Construction of the new parking lot in Windwardside officially started Friday with the late afternoon gathering of a large crowd across from the Catholic Church. This writes The Daily Herald.
Commissioner Bruce Zagers mentioned that traffic congestion is getting worse in Windwardside even though this is hard to believe it is happening on a small island such as Saba. “What would happen if there was a life-threatening emergency and the ambulance or fire truck would need to pass? Although Saba is small, such a delay caused by traffic congestion could mean the difference of life and death,” Zagers stated in his speech.
The Commissioner explained that since government owns almost no land in Windwardside fi nding a realistic and workable solution was not easy.

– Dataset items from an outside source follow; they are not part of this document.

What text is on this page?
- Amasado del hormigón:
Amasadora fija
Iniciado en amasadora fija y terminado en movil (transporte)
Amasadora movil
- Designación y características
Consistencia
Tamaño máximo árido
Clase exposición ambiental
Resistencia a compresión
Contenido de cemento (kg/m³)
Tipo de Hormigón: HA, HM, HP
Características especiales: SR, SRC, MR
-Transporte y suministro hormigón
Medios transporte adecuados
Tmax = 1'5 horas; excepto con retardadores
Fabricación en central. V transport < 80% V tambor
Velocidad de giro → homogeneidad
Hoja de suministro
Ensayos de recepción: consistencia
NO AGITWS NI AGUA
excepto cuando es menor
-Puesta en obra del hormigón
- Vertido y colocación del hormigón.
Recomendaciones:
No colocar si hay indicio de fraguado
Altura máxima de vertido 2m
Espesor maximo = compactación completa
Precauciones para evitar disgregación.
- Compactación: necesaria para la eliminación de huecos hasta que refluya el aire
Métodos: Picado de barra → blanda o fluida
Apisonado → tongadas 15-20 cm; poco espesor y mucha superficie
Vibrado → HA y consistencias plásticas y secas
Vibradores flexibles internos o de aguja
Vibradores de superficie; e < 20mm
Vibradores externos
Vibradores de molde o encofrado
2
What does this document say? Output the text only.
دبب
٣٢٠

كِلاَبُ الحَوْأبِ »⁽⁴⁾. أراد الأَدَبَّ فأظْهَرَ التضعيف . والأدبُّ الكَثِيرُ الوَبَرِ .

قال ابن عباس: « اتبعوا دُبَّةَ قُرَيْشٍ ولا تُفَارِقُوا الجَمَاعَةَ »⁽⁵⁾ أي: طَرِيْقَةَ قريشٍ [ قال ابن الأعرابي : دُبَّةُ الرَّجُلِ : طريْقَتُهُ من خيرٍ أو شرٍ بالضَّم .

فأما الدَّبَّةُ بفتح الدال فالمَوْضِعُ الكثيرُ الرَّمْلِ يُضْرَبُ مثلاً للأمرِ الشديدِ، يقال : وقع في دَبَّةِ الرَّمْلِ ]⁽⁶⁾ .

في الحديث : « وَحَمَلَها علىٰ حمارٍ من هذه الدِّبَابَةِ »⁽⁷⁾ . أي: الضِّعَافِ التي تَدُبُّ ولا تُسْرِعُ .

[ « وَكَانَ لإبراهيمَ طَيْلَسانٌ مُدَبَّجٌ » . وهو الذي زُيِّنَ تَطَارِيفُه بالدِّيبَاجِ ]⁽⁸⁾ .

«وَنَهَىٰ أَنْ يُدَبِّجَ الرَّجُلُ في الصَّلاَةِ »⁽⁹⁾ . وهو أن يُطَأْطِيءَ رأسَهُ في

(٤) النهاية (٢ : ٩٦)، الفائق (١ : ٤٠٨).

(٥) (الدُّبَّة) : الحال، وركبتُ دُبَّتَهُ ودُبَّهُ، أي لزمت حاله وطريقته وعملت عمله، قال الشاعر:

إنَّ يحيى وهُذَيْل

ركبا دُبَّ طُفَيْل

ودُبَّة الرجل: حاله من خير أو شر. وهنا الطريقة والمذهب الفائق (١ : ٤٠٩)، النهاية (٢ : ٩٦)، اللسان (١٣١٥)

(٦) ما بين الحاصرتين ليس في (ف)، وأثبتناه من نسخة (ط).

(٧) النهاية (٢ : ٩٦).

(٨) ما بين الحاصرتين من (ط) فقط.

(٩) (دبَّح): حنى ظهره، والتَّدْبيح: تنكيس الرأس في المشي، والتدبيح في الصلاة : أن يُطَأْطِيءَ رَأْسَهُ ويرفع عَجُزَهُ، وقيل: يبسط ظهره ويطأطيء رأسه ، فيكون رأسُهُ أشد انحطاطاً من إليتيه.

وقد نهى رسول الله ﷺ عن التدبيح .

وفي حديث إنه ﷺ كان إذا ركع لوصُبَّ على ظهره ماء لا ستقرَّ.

The pieces of property needed to realise the parking lot were purchased through island government finance. Together with Dutch trainee Robin Aerts, the Planning Bureau then started making plans for the parking lot and a big grey-water cistern. Director of Saba Roads and Construction Jan Hendrik Boekaar stated that in his opinion the present solution was the best and most economical for the people and businesses, especially in Windwardside. “We are grateful for your confidence and willingness to allow Saba Roads and Construction to assist this island in its drive towards a modern Saba,” Boekaar said.

After these speeches, the official project sign was unveiled by Zagers and Boekaar. Thereafter, Zagers climbed into an excavator to clear away the first patch of ground. Next week, construction will start on the grey-water cistern with a capacity of 430,000 litres. The parking lot will be 2,500 square meters and will have one entrance and one exit. The parking areas will be placed diagonally to prevent cars from blocking each other which is currently the case in the parking area in front of the Tourist Office. The magazine section of the former Corner Imports building will be demolished. The total cost of this project is US $1.3 million and is financed through an interest-free loan by the Ministry of Home Affairs and Kingdom Relations. The project is expected to be completed by the end of August.